Latin Amerika inceyazını yeryüzünün, gezegenin hüznünü, acısını yüklenmiş gibidir. Nasıl yüklenmesin ki?.. Tarih kaydeder, unutmaz, unutturmaz. İnka, Maya, Aztek… İspanyol sömürgecilerin kılıçlarında yok oldular, acıları kaldı, kan kaldı. ABD emperyalizmi sömürüyü devraldı. Şili, Arjantin, Bolivya, Venezüella, Guatemala, Küba, Meksika…
Guatemalalı Yazar Miguel Angel Asturias, Carlos Fuentes, Gabriel Garcia Marquez, Misral, Octavio Paz, Llosa, Neruda, Eduardo Galeno,…gibi büyük yazarlarla birlikte devasa geleneğin hem de özgünlüğün usta yazarıdır. Romanlarıyla, kitaplarıyla koca bir anakarayı, denizi sarsmış, etkilemiştir. Öyle bir atmosfer doludur ki yoksulluk, açlık, dilenciler, kilise, büyülü bir dil, gerçek iç içedir. Asturias Türk yazınında genellikle Sayın Başkan adlı müthiş romanıyla bilinir.
Her an, her yer ispiyoncu kaynar. Diktatör ortalıkta gözükmez. Acımasız sözcüğü yetersizdir.
Asturias Sayın Başkan için şunları söyler:
“Latin Amerika’nın bu güç durumu, birinin çözümü diğerinden güç binlerce mesele ile karşı karşıya bulunuşundan ileri gelir. Örnek olarak önce çocuk ölümü ve cehalet mesellerini verebilirim. Böyle olunca biz de romanın da politik ve sosyal gelişmeleri içinde halkın hayatını izlemesi normaldir. Edebiyatımız bu yüzden pitoresk olmaktan çıkmıştır, ve yine bize ilgi duymağa başlamıştır.

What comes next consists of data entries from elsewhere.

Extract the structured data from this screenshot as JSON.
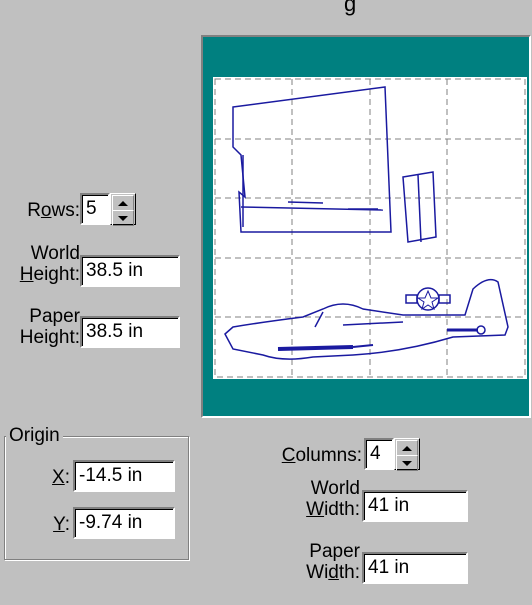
{
  "dialog": {
    "title_fragment": "g"
  },
  "rows": {
    "label_pre": "R",
    "label_key": "o",
    "label_post": "ws:",
    "value": "5"
  },
  "world_height": {
    "label_line1": "World",
    "label_key": "H",
    "label_post": "eight:",
    "value": "38.5 in"
  },
  "paper_height": {
    "label_line1": "Paper",
    "label_line2": "Height:",
    "value": "38.5 in"
  },
  "origin": {
    "title": "Origin",
    "x": {
      "label_key": "X",
      "label_post": ":",
      "value": "-14.5 in"
    },
    "y": {
      "label_key": "Y",
      "label_post": ":",
      "value": "-9.74 in"
    }
  },
  "columns": {
    "label_key": "C",
    "label_post": "olumns:",
    "value": "4"
  },
  "world_width": {
    "label_line1": "World",
    "label_key": "W",
    "label_post": "idth:",
    "value": "41 in"
  },
  "paper_width": {
    "label_line1": "Paper",
    "label_pre": "Wi",
    "label_key": "d",
    "label_post": "th:",
    "value": "41 in"
  },
  "preview": {
    "background_color": "#008080",
    "page_color": "#ffffff",
    "drawing_color": "#1a1aa0",
    "grid_rows": 5,
    "grid_columns": 4
  }
}
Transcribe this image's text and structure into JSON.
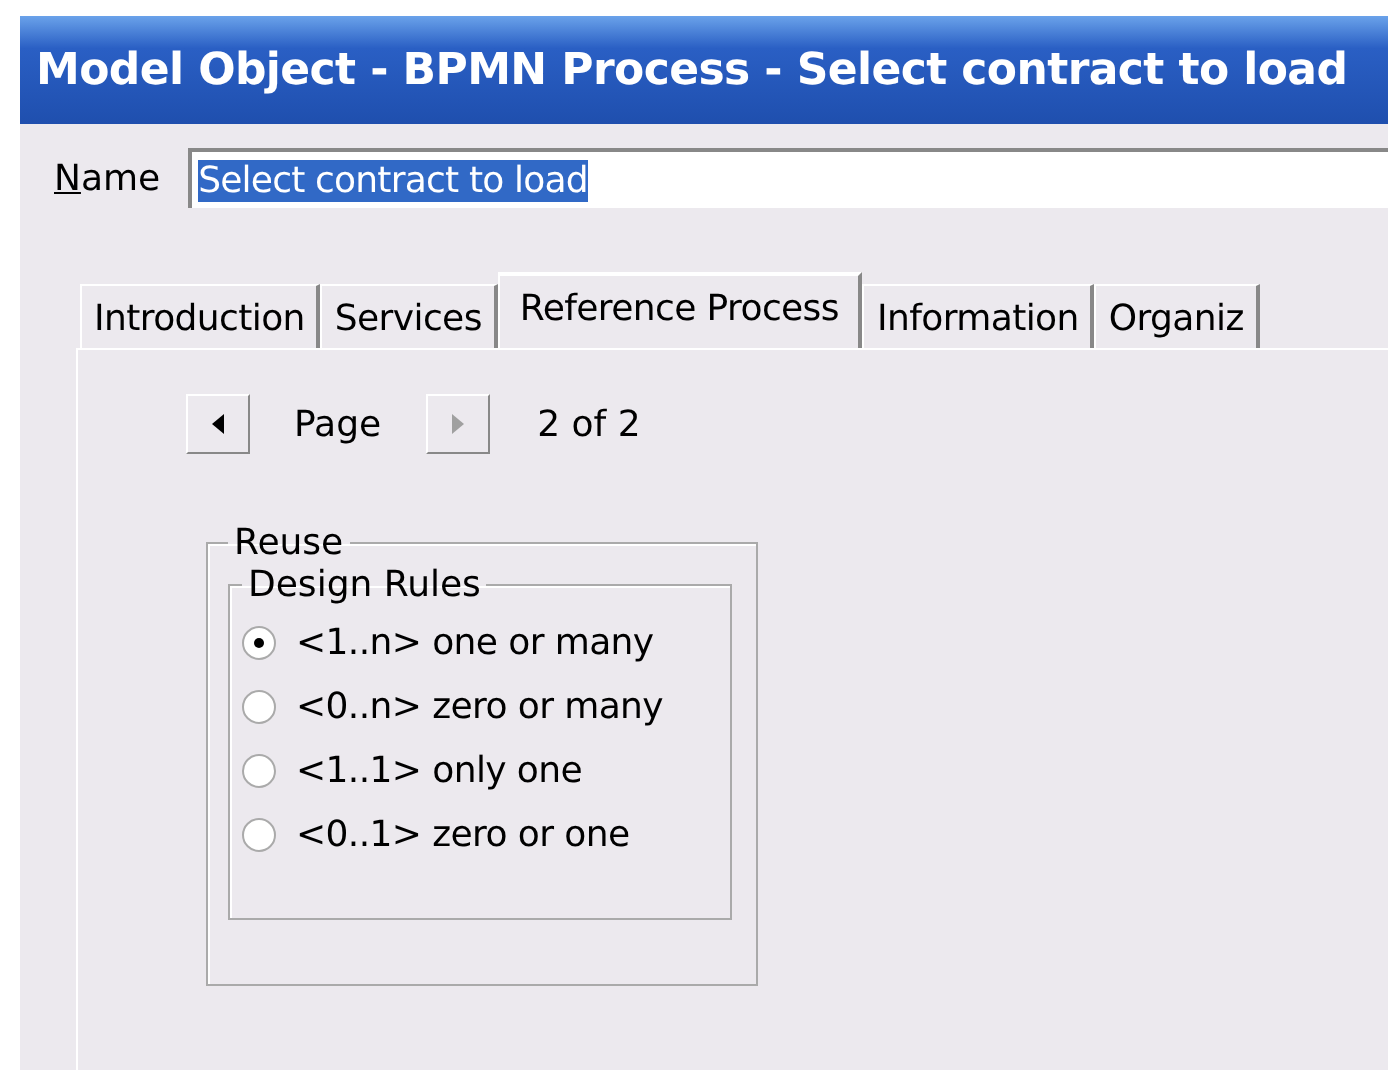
{
  "window": {
    "title": "Model Object - BPMN Process - Select contract to load"
  },
  "name_field": {
    "label": "Name",
    "value": "Select contract to load",
    "selected": true
  },
  "tabs": [
    {
      "label": "Introduction",
      "selected": false
    },
    {
      "label": "Services",
      "selected": false
    },
    {
      "label": "Reference Process",
      "selected": true
    },
    {
      "label": "Information",
      "selected": false
    },
    {
      "label": "Organiz",
      "selected": false
    }
  ],
  "pager": {
    "prev_disabled": false,
    "label": "Page",
    "next_disabled": true,
    "status": "2 of 2"
  },
  "reuse": {
    "title": "Reuse",
    "design_rules": {
      "title": "Design Rules",
      "options": [
        {
          "label": "<1..n> one or many",
          "selected": true
        },
        {
          "label": "<0..n> zero or many",
          "selected": false
        },
        {
          "label": "<1..1> only one",
          "selected": false
        },
        {
          "label": "<0..1> zero or one",
          "selected": false
        }
      ]
    }
  }
}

Benim tehlikeli kitaplar yazdığım söyleniyor. Onu bilmem. Eğer öyleyse en tehlikeli romanım Sayın Başkan’dır. Güney Amerika ülkelerinde ne zaman ihtilal (darbe GG) havası eserse, kitapçı vitrinlerinden ilk kaldırılan kitap <Sayın Başkan> olur. Onun için bu romanı Güney Amerika’da siyasi bir Barometreye benzetirler” (Söyleşi, 11 Ağustos 1966).
Günümüzde de Latin Amerika üzerindeki dile gelmez zulmün arkasında ABD, Birleşik Krallık var.
Küba’da Diktatör F. Batista rejiminin destekçisi ABD idi. Fidel Castro önderliğinde başarıya ulaştırılan devrim Küba’sı onlarca yıldır kuşatma altında, ambargo altında. Ernesto Che Guevara ve arkadaşlarını Bolivya kırsalında izleyip öldüren ABD’dir.
Şili Diktatörü Pinoşe ABD‘nin yetiştirdiği insanlık düşmanlarındandı. Aydınları öldürdüler, işkencelerden geçirdiler, uçaktan denize attılar; diri diri. Seçimle gelen sosyalist Şili önderi Salvador Allende, Pinoşe zulmüne son verdi. Ne ki Şili ordusu içinde bir grubu hareketlendirip darbe yaptıran ABD, ITT Sharp Lorens firmasının da desteğini alarak Salvador Allende’yi öldürttü. Bu yıkımdan sonra, çok sürmedi Şilili Ozan Pablo Neruda öldü.
Vietnam’da insanlık suçları işleyen ABD, Yahudi soykırımı, toplama kampları vahşeti… Japonya’daymış gibi Japonya’nın iki kentine atom bombası attı. Türkiyemizde, halkımıza kan kusturan our boys darbelerinin ardında ABD var. ABD suçları sayısız toplama devlet…
Ne ki Türk inceyazını fantezi düşkünlüğünden, etnik romantizm sevdasından, iğreti damatlardan, silahşor sempatisinden bir türlü vaz geçmedi, giderek emperyalizme kucak açıp mandacılaştı. Buradan diktatör, emperyalizm karşıtlığının çıkmayacağı belliydi. Ad vermek netameli iş ama deneyelim, Zülüf Divaneli, Muhammet Eroğlu, Ümitsiz Ahmad, Bukleli Uzuner, Or Pambığ, Elif Şebboy…
Gülmece acı durumlar için de açıklayıcıdır.
Türk yazınında Asturias‘ın Sayın Başkanı gibi, darbe öncesi, Mustafa Kemal Atatürk‘ün Söylev’inin toplatılacağı zamanlar yakındır.